MCI, in the year 2011 set up a committee under the chairmanship of Narayan Murthy on the agenda of remuneration packages in health. The commitee clearly summarised one point “PAY THE DOCTOR HIS WORTH
What are three main things? Medical profession needs higher commitment, skills, accountability than any other stream. So, the pay should be as per the number of years of training. Suppose the engineer or an MBA is trained for six years. When he starts his service, he gets amount equal to six years of training. The medical student, if has read for nine years for his M.S., give him three additional increments in UPSC, when he joins.  If he has become a super-specialist by putting six extra years, give him six increments at the time he joins. This was a clear recommendation, and I think, if you implement it, this will make a huge change in our profession.”

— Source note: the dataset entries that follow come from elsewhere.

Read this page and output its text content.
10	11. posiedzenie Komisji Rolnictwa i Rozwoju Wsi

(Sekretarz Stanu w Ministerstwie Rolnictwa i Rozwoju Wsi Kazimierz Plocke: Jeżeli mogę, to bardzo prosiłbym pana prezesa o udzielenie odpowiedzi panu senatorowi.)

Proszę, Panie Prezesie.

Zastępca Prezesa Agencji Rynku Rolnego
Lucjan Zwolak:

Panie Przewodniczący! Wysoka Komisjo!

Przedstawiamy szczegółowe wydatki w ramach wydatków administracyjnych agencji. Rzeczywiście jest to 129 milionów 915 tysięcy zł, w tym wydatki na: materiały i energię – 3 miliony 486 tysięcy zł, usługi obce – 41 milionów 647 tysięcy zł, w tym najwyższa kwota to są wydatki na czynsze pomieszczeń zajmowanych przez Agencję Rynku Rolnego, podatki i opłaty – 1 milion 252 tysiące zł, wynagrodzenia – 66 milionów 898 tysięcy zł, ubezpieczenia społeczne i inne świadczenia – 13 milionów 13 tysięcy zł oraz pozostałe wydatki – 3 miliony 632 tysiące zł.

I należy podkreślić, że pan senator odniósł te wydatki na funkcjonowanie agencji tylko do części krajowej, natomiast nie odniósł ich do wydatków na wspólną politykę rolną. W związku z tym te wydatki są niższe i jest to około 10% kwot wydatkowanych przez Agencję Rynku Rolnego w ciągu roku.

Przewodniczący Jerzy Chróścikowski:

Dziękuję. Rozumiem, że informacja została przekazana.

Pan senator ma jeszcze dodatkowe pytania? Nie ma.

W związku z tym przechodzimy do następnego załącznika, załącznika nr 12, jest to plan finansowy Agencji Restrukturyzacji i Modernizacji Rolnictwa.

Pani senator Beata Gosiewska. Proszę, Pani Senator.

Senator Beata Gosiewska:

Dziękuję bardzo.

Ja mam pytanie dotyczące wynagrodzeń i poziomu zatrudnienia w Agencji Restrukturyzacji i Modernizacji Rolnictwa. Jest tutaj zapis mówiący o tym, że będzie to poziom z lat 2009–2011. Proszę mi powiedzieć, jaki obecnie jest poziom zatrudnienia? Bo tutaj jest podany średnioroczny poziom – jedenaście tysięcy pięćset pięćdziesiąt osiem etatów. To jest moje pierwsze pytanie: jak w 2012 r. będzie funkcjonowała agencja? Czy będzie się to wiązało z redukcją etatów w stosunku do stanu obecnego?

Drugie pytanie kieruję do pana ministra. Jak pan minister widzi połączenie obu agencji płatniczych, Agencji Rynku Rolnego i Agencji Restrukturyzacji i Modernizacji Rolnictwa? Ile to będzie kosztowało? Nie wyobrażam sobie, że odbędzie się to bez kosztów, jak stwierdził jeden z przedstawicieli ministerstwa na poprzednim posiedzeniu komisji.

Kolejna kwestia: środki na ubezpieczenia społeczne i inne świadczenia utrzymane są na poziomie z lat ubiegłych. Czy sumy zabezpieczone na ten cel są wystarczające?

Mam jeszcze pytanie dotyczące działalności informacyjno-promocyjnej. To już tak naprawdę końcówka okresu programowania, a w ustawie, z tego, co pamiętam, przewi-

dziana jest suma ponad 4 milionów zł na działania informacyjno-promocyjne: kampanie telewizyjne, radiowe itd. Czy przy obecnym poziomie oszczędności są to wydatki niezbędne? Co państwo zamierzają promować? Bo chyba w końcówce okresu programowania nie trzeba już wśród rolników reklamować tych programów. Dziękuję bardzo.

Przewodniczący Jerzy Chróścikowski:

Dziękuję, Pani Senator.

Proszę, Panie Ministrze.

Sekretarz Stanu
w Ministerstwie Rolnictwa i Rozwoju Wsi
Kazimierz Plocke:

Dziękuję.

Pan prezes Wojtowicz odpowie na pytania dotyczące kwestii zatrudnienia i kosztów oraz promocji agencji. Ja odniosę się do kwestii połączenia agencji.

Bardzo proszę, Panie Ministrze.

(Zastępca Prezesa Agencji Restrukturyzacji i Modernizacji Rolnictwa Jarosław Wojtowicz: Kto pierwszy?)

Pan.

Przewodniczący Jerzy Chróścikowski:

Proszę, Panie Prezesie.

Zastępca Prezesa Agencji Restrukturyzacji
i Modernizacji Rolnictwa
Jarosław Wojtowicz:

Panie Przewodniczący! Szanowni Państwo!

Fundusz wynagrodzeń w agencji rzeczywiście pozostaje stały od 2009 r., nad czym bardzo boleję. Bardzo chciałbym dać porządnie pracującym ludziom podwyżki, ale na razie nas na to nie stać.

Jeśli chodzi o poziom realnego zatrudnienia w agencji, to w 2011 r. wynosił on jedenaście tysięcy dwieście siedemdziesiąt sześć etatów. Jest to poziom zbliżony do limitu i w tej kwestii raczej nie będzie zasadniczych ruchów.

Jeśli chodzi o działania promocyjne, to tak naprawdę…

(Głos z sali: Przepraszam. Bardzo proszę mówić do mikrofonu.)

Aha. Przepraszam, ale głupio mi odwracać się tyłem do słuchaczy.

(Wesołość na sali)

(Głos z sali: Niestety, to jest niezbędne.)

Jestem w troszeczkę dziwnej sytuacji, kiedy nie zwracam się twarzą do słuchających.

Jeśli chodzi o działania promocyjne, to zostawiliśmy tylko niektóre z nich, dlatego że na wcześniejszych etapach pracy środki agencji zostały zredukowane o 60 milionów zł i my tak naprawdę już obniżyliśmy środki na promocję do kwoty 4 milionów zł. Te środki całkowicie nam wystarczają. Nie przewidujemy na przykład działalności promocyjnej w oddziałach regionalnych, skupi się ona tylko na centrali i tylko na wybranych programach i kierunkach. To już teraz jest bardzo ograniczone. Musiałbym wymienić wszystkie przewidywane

Sadly, the report was never picked up and is currently gathering dust at the office of the health ministry.
Even the current parliamentary committee in health has recently stressed upon the adequate remuneration packages for government doctors and teachers if the medical sector has to sustain itself
that the whole medical education system will collapse if there are not good teachers for our medical colleges. Let us also not forget that today’s medical student is tomorrow’s physician and no society can afford to leave healthcare in the hands of mediocre doctors.All these facts warrant that measures to attract good talent towards medical profession and retain them, by way of offering attractive remuneration packages are required to be immediately initiated. The Committee fully endorses the view that medical profession demands much higher commitment, knowledge, skills, competence and accountability and doctors have to work under very trying conditions. It is, therefore, imperative that the pay structure of doctors and faculty should be so designed as to provide compensation to medical fraternity commensurate to their years of training and research.”